Traditional advertising can be and should be deployed for this. But there is perhaps no better medium for telling brand story than online video.
This brings me to Shell Oil. As I lay around my house recovering from knee replacement surgery like James Stewart in Rear Window, I have been watching way too much MSNBC. A series of quick and puzzling film snippets from Shell got my attention. Why, I asked myself, is Shell running an ad showing a teenager draining a milkshake by way of a bendy straw? Okay…I had an idea that if I chased down the answer online that the straw was going to have something to do with a piece of technology Shell is using.
So, off I went to Shell’s website, and then two clicks later to a site where a nine-minute film is viewable. The film tracks a Shell engineer in Southeast Asia whose job it is to figure out how the energy giant can get hard-to-reach oil out of the ground. There is a back-story of how the engineer has been neglecting his teenage son back in the Netherlands. A reporter doing a story on him and his team suggests thata he might want to try and get away from his problem in order to find an answer to it. Indeed, he goes to spend some much needed time with his son, takes him out for a hamburger and shake.
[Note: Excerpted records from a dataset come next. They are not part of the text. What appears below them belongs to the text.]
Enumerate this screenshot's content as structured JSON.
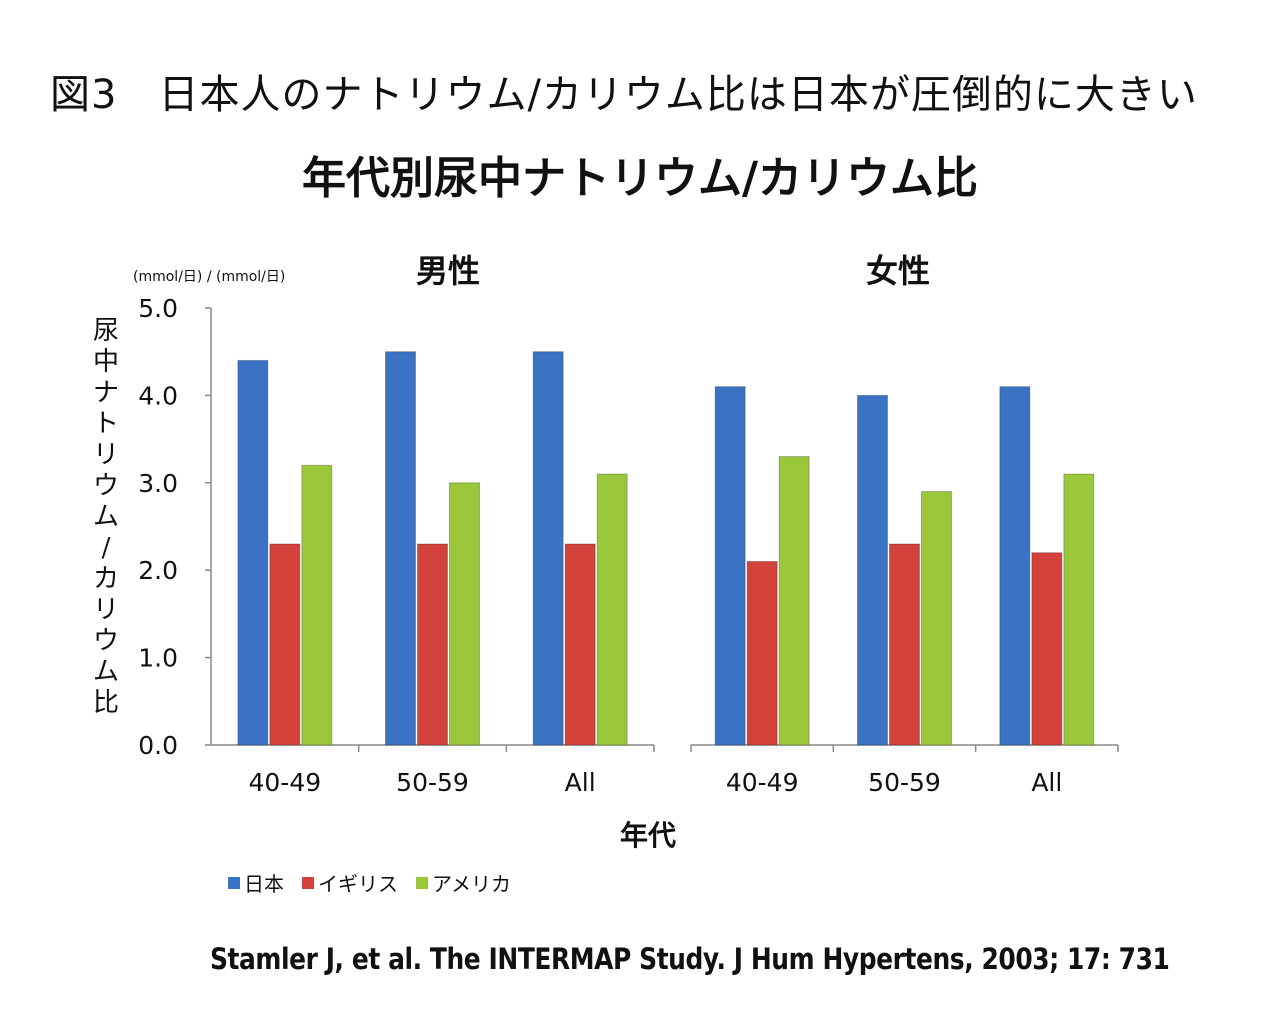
{
  "figure_title": "図3　日本人のナトリウム/カリウム比は日本が圧倒的に大きい",
  "chart_data": {
    "type": "bar",
    "title": "年代別尿中ナトリウム/カリウム比",
    "ylabel": "尿中ナトリウム/カリウム比",
    "yunits": "(mmol/日) / (mmol/日)",
    "xlabel": "年代",
    "ylim": [
      0,
      5
    ],
    "yticks": [
      "0.0",
      "1.0",
      "2.0",
      "3.0",
      "4.0",
      "5.0"
    ],
    "grid": false,
    "legend_position": "bottom-left",
    "panels": [
      {
        "title": "男性",
        "categories": [
          "40-49",
          "50-59",
          "All"
        ],
        "series": [
          {
            "name": "日本",
            "values": [
              4.4,
              4.5,
              4.5
            ]
          },
          {
            "name": "イギリス",
            "values": [
              2.3,
              2.3,
              2.3
            ]
          },
          {
            "name": "アメリカ",
            "values": [
              3.2,
              3.0,
              3.1
            ]
          }
        ]
      },
      {
        "title": "女性",
        "categories": [
          "40-49",
          "50-59",
          "All"
        ],
        "series": [
          {
            "name": "日本",
            "values": [
              4.1,
              4.0,
              4.1
            ]
          },
          {
            "name": "イギリス",
            "values": [
              2.1,
              2.3,
              2.2
            ]
          },
          {
            "name": "アメリカ",
            "values": [
              3.3,
              2.9,
              3.1
            ]
          }
        ]
      }
    ],
    "colors": {
      "日本": "#3a73c4",
      "イギリス": "#d2413a",
      "アメリカ": "#9bc83a"
    }
  },
  "legend": [
    {
      "label": "日本",
      "color": "#3a73c4"
    },
    {
      "label": "イギリス",
      "color": "#d2413a"
    },
    {
      "label": "アメリカ",
      "color": "#9bc83a"
    }
  ],
  "citation": "Stamler J, et al. The INTERMAP Study. J Hum Hypertens, 2003; 17: 731"
}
As the son, Max, slurps the dregs of a milkshake from a glass through a bended straw, engineer Jaap Van Ballegooijen gets an inspiration for something that becomes the “snake drill,” which allows Shell to drain isolated pockets of oil from beneath the sea floor without erecting an entire platform for each small reservoir of oil.
I probably don’t do the story justice. It is a slickly directed, captivating film that is full of story. It makes Shell look like a company of people, not financial statements. It tells a story of reducing environmental impact of oil exploration. And it makes Shell look like an innovator. The length of the film, nine minutes, is just about right to tell the story right. Some research shows that the longest consumers are willing to stay with such a film is about five minutes. I think if the film is good, you’ll hold em for at least 12 minutes.
I like the way the TV ads drive curiosity to check out the longer film online. I’m not getting into whether Shell’s environmental record is as good as the film suggests. But assessing the film’s merits as brand communication and part of a viable brand story, it scores well.